Continuez à travailler; songez que vous ne faites que recommencer, ce qui est (au début) souvent plus difficile que commencer. Et surtout, Clairette, ne vous faites pas décourager par des ‘amis artistes’ qui ont, selon vous, plus de talent (comme dans le cas Mme Godard). Je sens que vous êtes encline à ce sentiment. Dites-vous bien qu'il y a à peu près autant de talents que de personnalités, que très-souvent les influences des talents jugés plus ‘forts’ (et qui le sont peut-être) peuvent être de très-mauvaises influences. Barbey d'Aurevilly n'est pas Goethe, Vincent van Gogh pas Rembrandt, ce qui n'empêche pas que, quoique moins grands, ils sont pour le moins aussi intéressants.
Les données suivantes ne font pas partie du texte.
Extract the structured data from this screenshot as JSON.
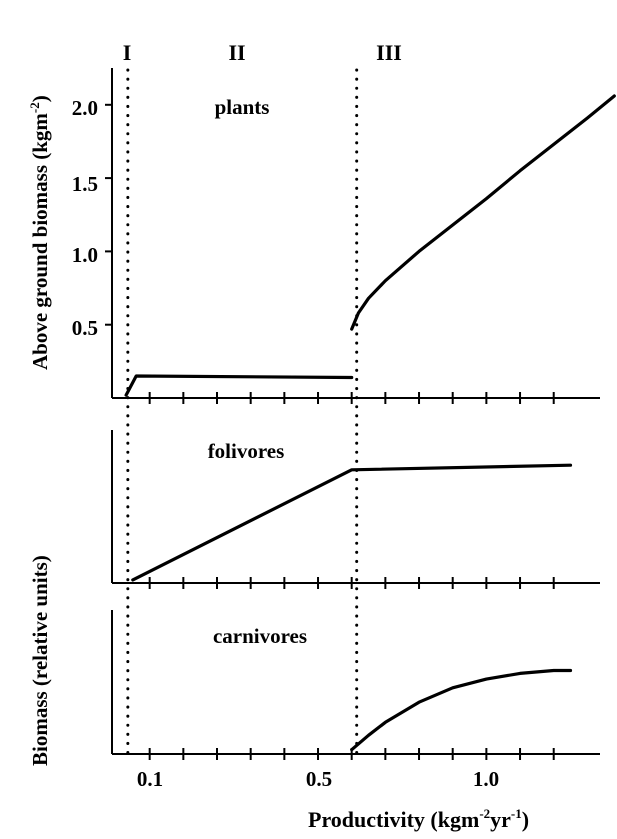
{
  "chart_data": {
    "type": "line",
    "xlabel": "Productivity  (kgm",
    "xlabel_unit_exp1": "-2",
    "xlabel_unit_mid": "yr",
    "xlabel_unit_exp2": "-1",
    "xlabel_close": ")",
    "x_tick_labels": [
      "0.1",
      "0.5",
      "1.0"
    ],
    "x_tick_values": [
      0.1,
      0.5,
      1.0
    ],
    "xlim": [
      0.0,
      1.35
    ],
    "regions": [
      {
        "label": "I",
        "boundary_x": 0.05
      },
      {
        "label": "II",
        "boundary_x": 0.7
      },
      {
        "label": "III"
      }
    ],
    "panels": [
      {
        "id": "plants",
        "title": "plants",
        "ylabel": "Above ground biomass  (kgm",
        "ylabel_exp": "-2",
        "ylabel_close": ")",
        "y_tick_labels": [
          "2.0",
          "1.5",
          "1.0",
          "0.5"
        ],
        "y_tick_values": [
          2.0,
          1.5,
          1.0,
          0.5
        ],
        "ylim": [
          0.0,
          2.25
        ],
        "segments": [
          [
            [
              0.03,
              0.02
            ],
            [
              0.06,
              0.15
            ],
            [
              0.7,
              0.14
            ]
          ],
          [
            [
              0.7,
              0.47
            ],
            [
              0.72,
              0.58
            ],
            [
              0.75,
              0.68
            ],
            [
              0.8,
              0.8
            ],
            [
              0.9,
              1.0
            ],
            [
              1.0,
              1.18
            ],
            [
              1.1,
              1.36
            ],
            [
              1.2,
              1.55
            ],
            [
              1.3,
              1.73
            ],
            [
              1.4,
              1.91
            ],
            [
              1.48,
              2.06
            ]
          ]
        ]
      },
      {
        "id": "folivores",
        "title": "folivores",
        "ylim": [
          0,
          1.0
        ],
        "segments": [
          [
            [
              0.05,
              0.02
            ],
            [
              0.7,
              0.74
            ],
            [
              1.35,
              0.77
            ]
          ]
        ]
      },
      {
        "id": "carnivores",
        "title": "carnivores",
        "ylim": [
          0,
          1.0
        ],
        "segments": [
          [
            [
              0.7,
              0.03
            ],
            [
              0.75,
              0.13
            ],
            [
              0.8,
              0.22
            ],
            [
              0.9,
              0.36
            ],
            [
              1.0,
              0.46
            ],
            [
              1.1,
              0.52
            ],
            [
              1.2,
              0.56
            ],
            [
              1.3,
              0.58
            ],
            [
              1.35,
              0.58
            ]
          ]
        ]
      }
    ],
    "shared_ylabel": "Biomass (relative units)"
  }
}
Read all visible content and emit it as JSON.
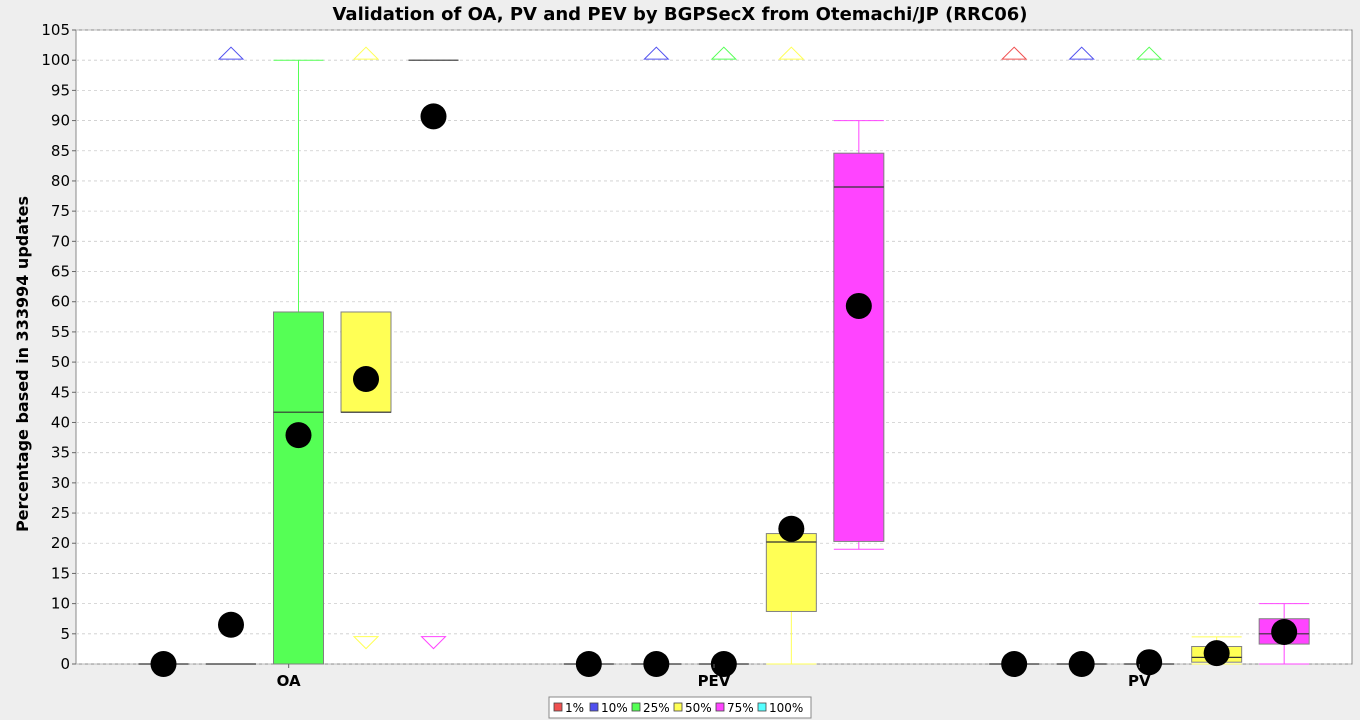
{
  "chart_data": {
    "type": "box",
    "title": "Validation of OA, PV and PEV by BGPSecX from Otemachi/JP (RRC06)",
    "ylabel": "Percentage based in 333994 updates",
    "xlabel": "",
    "ylim": [
      0,
      105
    ],
    "yticks": [
      0,
      5,
      10,
      15,
      20,
      25,
      30,
      35,
      40,
      45,
      50,
      55,
      60,
      65,
      70,
      75,
      80,
      85,
      90,
      95,
      100,
      105
    ],
    "grid": true,
    "legend_position": "bottom",
    "categories": [
      "OA",
      "PEV",
      "PV"
    ],
    "series": [
      {
        "name": "1%",
        "color": "#f05050",
        "boxes": [
          {
            "q1": 0,
            "median": 0,
            "q3": 0,
            "whisker_low": 0,
            "whisker_high": 0,
            "mean": 0,
            "outlier_above": false,
            "outlier_below": false
          },
          {
            "q1": 0,
            "median": 0,
            "q3": 0,
            "whisker_low": 0,
            "whisker_high": 0,
            "mean": 0,
            "outlier_above": false,
            "outlier_below": false
          },
          {
            "q1": 0,
            "median": 0,
            "q3": 0,
            "whisker_low": 0,
            "whisker_high": 0,
            "mean": 0,
            "outlier_above": true,
            "outlier_below": false
          }
        ]
      },
      {
        "name": "10%",
        "color": "#5050f0",
        "boxes": [
          {
            "q1": 0,
            "median": 0,
            "q3": 0,
            "whisker_low": 0,
            "whisker_high": 0,
            "mean": 6.5,
            "outlier_above": true,
            "outlier_below": false
          },
          {
            "q1": 0,
            "median": 0,
            "q3": 0,
            "whisker_low": 0,
            "whisker_high": 0,
            "mean": 0,
            "outlier_above": true,
            "outlier_below": false
          },
          {
            "q1": 0,
            "median": 0,
            "q3": 0,
            "whisker_low": 0,
            "whisker_high": 0,
            "mean": 0,
            "outlier_above": true,
            "outlier_below": false
          }
        ]
      },
      {
        "name": "25%",
        "color": "#55ff55",
        "boxes": [
          {
            "q1": 0,
            "median": 41.7,
            "q3": 58.3,
            "whisker_low": 0,
            "whisker_high": 100,
            "mean": 37.9,
            "outlier_above": false,
            "outlier_below": false
          },
          {
            "q1": 0,
            "median": 0,
            "q3": 0,
            "whisker_low": 0,
            "whisker_high": 0,
            "mean": 0,
            "outlier_above": true,
            "outlier_below": false
          },
          {
            "q1": 0,
            "median": 0,
            "q3": 0,
            "whisker_low": 0,
            "whisker_high": 0,
            "mean": 0.3,
            "outlier_above": true,
            "outlier_below": false
          }
        ]
      },
      {
        "name": "50%",
        "color": "#ffff55",
        "boxes": [
          {
            "q1": 41.7,
            "median": 41.7,
            "q3": 58.3,
            "whisker_low": 41.7,
            "whisker_high": 58.3,
            "mean": 47.2,
            "outlier_above": true,
            "outlier_below": true
          },
          {
            "q1": 8.7,
            "median": 20.2,
            "q3": 21.6,
            "whisker_low": 0,
            "whisker_high": 21.6,
            "mean": 22.4,
            "outlier_above": true,
            "outlier_below": false
          },
          {
            "q1": 0.3,
            "median": 1.1,
            "q3": 2.9,
            "whisker_low": 0,
            "whisker_high": 4.5,
            "mean": 1.8,
            "outlier_above": false,
            "outlier_below": false
          }
        ]
      },
      {
        "name": "75%",
        "color": "#ff44ff",
        "boxes": [
          {
            "q1": 100,
            "median": 100,
            "q3": 100,
            "whisker_low": 100,
            "whisker_high": 100,
            "mean": 90.7,
            "outlier_above": false,
            "outlier_below": true
          },
          {
            "q1": 20.3,
            "median": 79.0,
            "q3": 84.6,
            "whisker_low": 19.0,
            "whisker_high": 90.0,
            "mean": 59.3,
            "outlier_above": false,
            "outlier_below": false
          },
          {
            "q1": 3.3,
            "median": 5.0,
            "q3": 7.5,
            "whisker_low": 0,
            "whisker_high": 10,
            "mean": 5.3,
            "outlier_above": false,
            "outlier_below": false
          }
        ]
      },
      {
        "name": "100%",
        "color": "#55ffff",
        "boxes": []
      }
    ]
  }
}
J'ai maintenant toute confiance en moi, je le dis sans orgueil déplacé. J'ai travaillé beaucoup les derniers temps, sinon en écrit, en pensée, j'ai trouvé ce qu'il me faut pour le moment (car on change toujours) je vois distinctement le chemin à suivre et je compte continuer sans trop butter. Vers le 10 janvier j'irai à Paris et y resterai jusqu'à mi-février peut-être; c'est pour y chercher des détails. Puis je rentre ici (mes parents seront alors dans leur nouvelle maison que j'ai acheté, paraît-il!!!) et je ferai de mon mieux pour terminer tout le roman avant le 15 mars; puis je pars en voyage pour 4 mois. Où? Nous verrons. Le trop nuit; et il faut que je publie, ne fût-ce que comme soutien moral. J'espère que je ne serai pas de ceux (Vermeylen) qui mettent 11 ans à écrire un volume de 200 pages! N'étant pas un génie universel je ne vois qu'un tout petit cercle autour de moi (je suis assez égoiste pour me prendre comme point-de-milieu) mais c'est assez pour en faire un livre, je crois, quand on connaît à fond ce tout petit cercle à soi. Je vous reparlerai de cela quand vous voulez; quand vous serez ici.
Vous me souhaitez bon courage au point-de-vue ‘travail’; merci. Que me souhaitez-vous au point-de-vue ‘Clairette’? Répondez!
Je n'aime pas du tout que vous croyez que je vous ‘bouscule’, - d'ailleurs cela me rappelle M. Wolfers! - mais je vous aime tellement, Clairette chérie, (je ne raye plus!) et j'ai besoin de savoir de temps en temps que vous m'aimez aussi et je n'en ai jamais assez d'entendre cela, jamais, car vous êtes tout pour moi, étant la seule personne que j'aime tout à fait, avec une confiance illimitée. Vous entendez? Vous ne savez pas ce que c'est que de ne voir qu'une personne à qui vous pouvez vous fier complètement, avec qui on se sent fort et sans qui on se sent faible. Vous êtes trop entourée d'amis pour cela. C'est pour cela que je déteste vos amis presque autant que je vous aime! Voilà, vous voyez que je me fie à vous car je sais que vous allez me trouver maintenant un jaloux ridicule. Eh bien, soit!
Je termine maintenant en vous donnant, pour vos ‘pensées (!!!?)’ - et que vous le voulez ou non - les plus chauds, les plus impétueux baisers que vous pouvez vous imaginer.
Eddy
J'ajoute à ma lettre les morceaux d'une lettre que je vous ai écrite dimanche et que j'ai déchirée songeant que puisque vous ne m'écriviez-pas vous seriez dérangée par mes écrits, peut-être. Pardonnez-moi, Clairette, et songez à votre tour que si vous savez que je suis à vous, je n'ai jamais pu penser la même chose de vous, depuis Quinto. Toujours, toujours il y avait entre nous quelque chose!